Techniques de détection de sandboxes et machines virtuelles

PUBLISHED ON OCT 6, 2016 — SECURITY

Lors de l’analyse d’un malware, j’ai découvert qu’il utilisait diverses techniques afin de cacher son payload lorsqu’il tourne dans une sandbox ou dans une machine virtuelle. Dans la suite de ce billet, je détaillerai quelques unes de ces techniques.

Évidemment, je parlerai ici de Windows car la plupart des malwares sont développés pour ce système d’exploitation.

ProductID

Lorsque vous installez Windows, une “clé produit” unique est associée à votre machine. Celle-ci est stockée dans une sous-clé de registre nommée ProductId et dont le chemin d’accès est : HKEY_LOCAL_MACHINE\Software\Microsoft\Windows\CurrentVersion. Cet identifiant est différent pour chaque installation de Windows.

Un problème se pose lorsque qu’une sandbox est distribuée avec une version de Windows pré-installée.

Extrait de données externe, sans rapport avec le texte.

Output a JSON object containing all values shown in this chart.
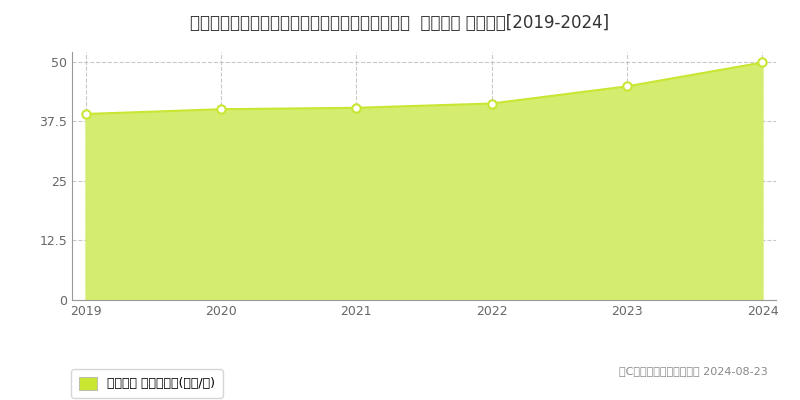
{
  "title": "兵庫県明石市大久保町ゆりのき通２丁目１５番１  地価公示 地価推移[2019-2024]",
  "years": [
    2019,
    2020,
    2021,
    2022,
    2023,
    2024
  ],
  "values": [
    39.0,
    40.0,
    40.3,
    41.2,
    44.8,
    49.8
  ],
  "ylim": [
    0,
    52
  ],
  "yticks": [
    0,
    12.5,
    25,
    37.5,
    50
  ],
  "line_color": "#c8e632",
  "fill_color": "#d4ed6e",
  "fill_alpha": 1.0,
  "marker_face": "white",
  "marker_size": 6,
  "grid_color": "#bbbbbb",
  "bg_color": "#ffffff",
  "legend_label": "地価公示 平均坪単価(万円/坪)",
  "legend_marker_color": "#c8e632",
  "copyright_text": "（C）土地価格ドットコム 2024-08-23",
  "title_fontsize": 12,
  "axis_fontsize": 9,
  "legend_fontsize": 9,
  "copyright_fontsize": 8
}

Prenons l’exemple de la sandbox Joe Box. Pendant longtemps (et encore maintenant ?), il suffisait, pour un malware, de vérifier que la clé produit de la machine était égale à 55274–640–2673064–23950.

De la même manière, les sandboxes Anubis et CW Sandbox pouvaient être détectées via les clés : 76487–337–8429955–22614 et 76487–644–3177037–23510.

Pour être tout à fait honnête, cette technique est de moins en moins répandu pour plusieurs raisons dont la plus évidente est que les sandboxes peuvent sans problème changer de ProductID. Par exemple, la plus connue, Cuckoo, génère une clé produit à chaque lancement ce qui empêche toute détection.

DLLs

Ici, il ne s’agit plus de détecter une clé unique mais une DLL spécifique accessible par un programme. Lorsque qu’un programme tourne dans une sandbox qui propose une DLL supplémentaire, il n’est pas compliqué de la détecter.

void detect_sandboxie(void){
    if(GetModuleHandle("SbieDll.dll") != NULL){
        printf("Sandbox detected!\n");
    }
}

Dans cet exemple, le programme demande la DLL SbieDll.dll via la fonction de Windows GetModuleHandle. Si l’on exécute cette fonction dans Sandboxie, le message “Sandbox detected!” s’affiche.

Logiciels et configurations spécifiques

VirtualBox, vous connaissez ? Le “plugin” Guest Additions est très pratique mais a besoin du logiciel VBoxService.exe. Si ce logiciel est présent dans votre gestionnaire des tâches, vous êtes dans une machine virtuelle. Pour observer le comportement d’un malware dans VirtualBox, il est conseillé de ne pas utiliser Guest Additions.

Pour finir, nous allons parler du merveilleux Cuckoo Sandbox. On peut, sous certaines conditions détecter la présence de l’agent.py. Si vous avez déjà utilisé Cuckoo, vous savez que vous devez lancer agent.py pour qu’il ouvre un petit serveur sur votre machine “cible” … Vous me voyez venir ? Et oui ! Un malware peut tenter de se connecter à l’adresse 127.0.0.1:8000.

Pour lutter contre cela, il suffirait de modifier l’agent pour définir un port exotique et le tour serait joué mais cela ne semble pas possible actuellement …

Cuckoo Sandbox detected
Mon programme a détecté la VM de Malwr.com

La détection, une défense en carton ?

Je vous encourage à essayer ces techniques mais peut-on vraiment les utiliser dans des malwares ? La réponse est … tout dépend. En réalité, bien que ce soit fun de voir son programme changer de comportement en fonction de la sandbox ou de la machine virtuelle dans laquelle il tourne, ce n’est pas très utile pour lutter contre l’analyse. Ces techniques sont connues, communes et visibles et forment souvent des signatures reconnaissables.

En effet, pourquoi un logiciel légitime ne voudrait pas être exécuté dans une sandbox ? C’est louche donc potentiellement malveillant. Une clé produit se retrouve facilement dans les strings du programme, le VBoxService.exe également … Bien sûr, l’obfuscation peut permettre de cacher temporairement ces données mais le malware finit toujours par être exécuté dans un environnement contrôlé où il sera simple de voir qu’un appel de la DLL SbieDll.dll a été effectué.

Bref, détection ne veut pas dire discrétion, bien au contraire !

Au final, les techniques classiques de lutte contre le reverse engineering comme l’obfuscation (dont packing et chiffrement), l’anti-débogage et l’anti-désassemblage restent les plus efficaces.